Гитлер мягко улыбнулся, успокоенно кивнул:
— Хорошо, Борман, я найду момент для того, чтобы припугнуть тех, кто проявляет малодушие…
Когда Борман шел к двери, Гитлер тихо засмеялся:
— Но ведь я буду обязан исполнить данное слово, если ваша убежденность в победе рухнет?
Борман обернулся: Гитлер терзал своей правой рукою левую, трясущуюся, и смотрел на него просяще, как ребенок, который не хочет слушать страшную сказку или, вернее, желает заранее знать, что конец будет — так или иначе — благополучный.

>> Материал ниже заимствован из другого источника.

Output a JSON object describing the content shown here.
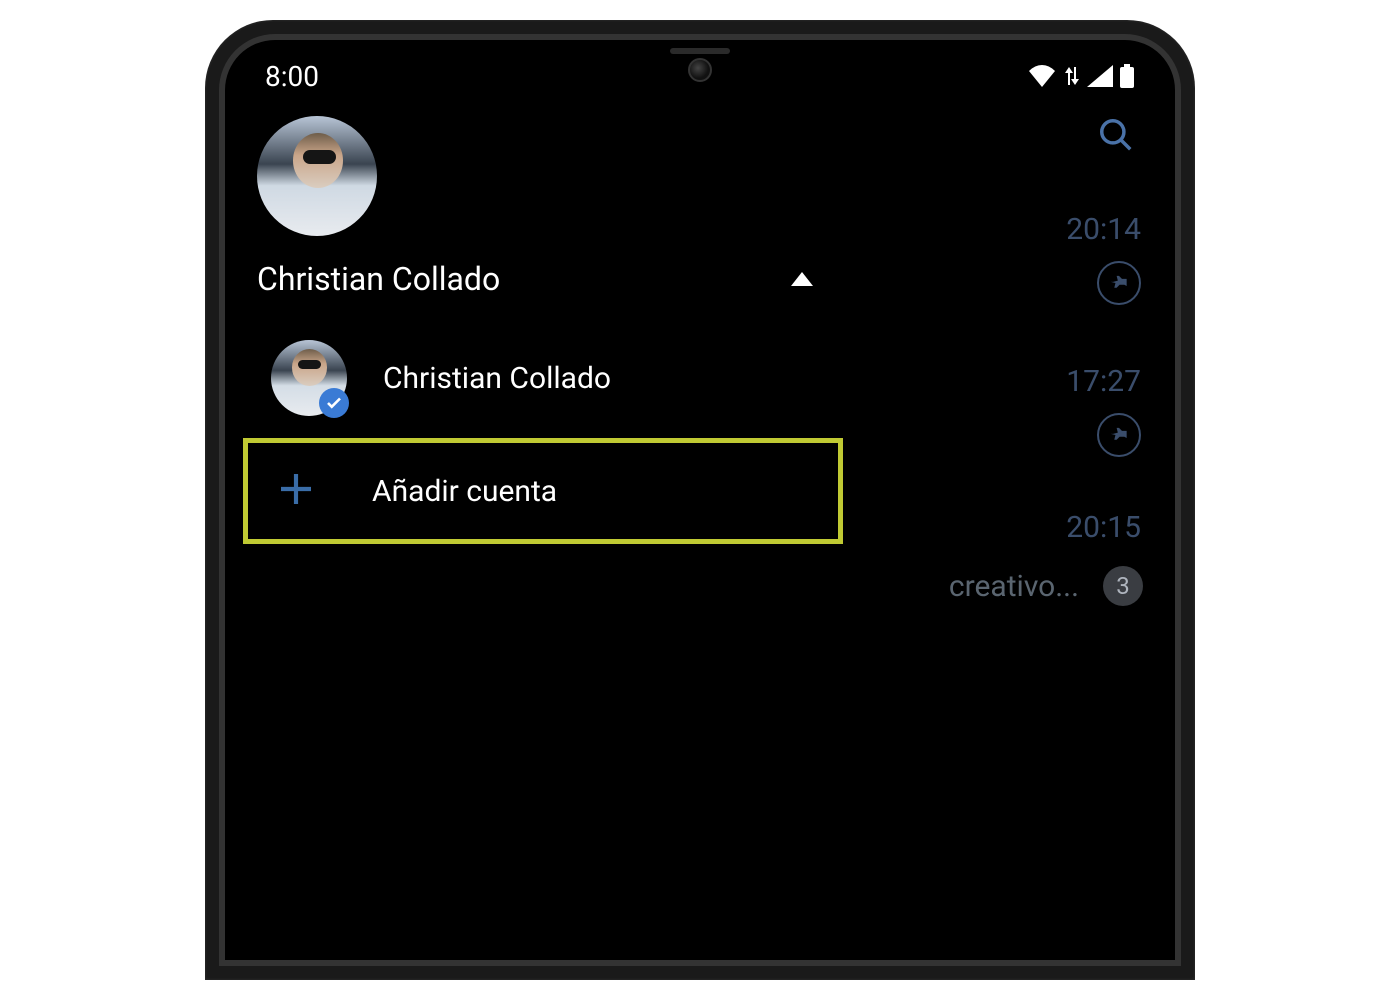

— Если наступит крах, я застрелюсь на ваших глазах, мой фюрер, — сказал Борман. — Моя жизнь и судьба настолько связаны с вами, так нерасторжимы, что, думая о вас, я думаю о себе…
— А как люди на улицах одеты? — спросил Гитлер.
Борман ужаснулся этому вопросу, вспомнив тысячи трупов вдоль дорог, изголодавшихся детей, согбенных пергаментных старух, замерших в очередях возле магазинов, где давали хлеб; руины домов; воронки на дорогах, пожарища, висящих на столбах солдат с дощечками на груди: «Я не верил в победу!», и ответил, ужасаясь самому себе:
— Весна всегда красила берлинцев, мой фюрер, девушки сняли пальто, дети бегают в рубашонках…
— А столики кафе уже вынесли на бульвары?
И тут Борман испугался: а что, если Геббельс рассказал фюреру хоть гран правды? Или показал фото зверств авиации союзников?
— Нет, — ответил он, не отрывая глаз от лица Гитлера, — нет еще, мой фюрер… Люди ждут победы, хотя маленькие рыбацкие кабачки на Фишермаркте и пивнушки возле заводов полны рабочего люда…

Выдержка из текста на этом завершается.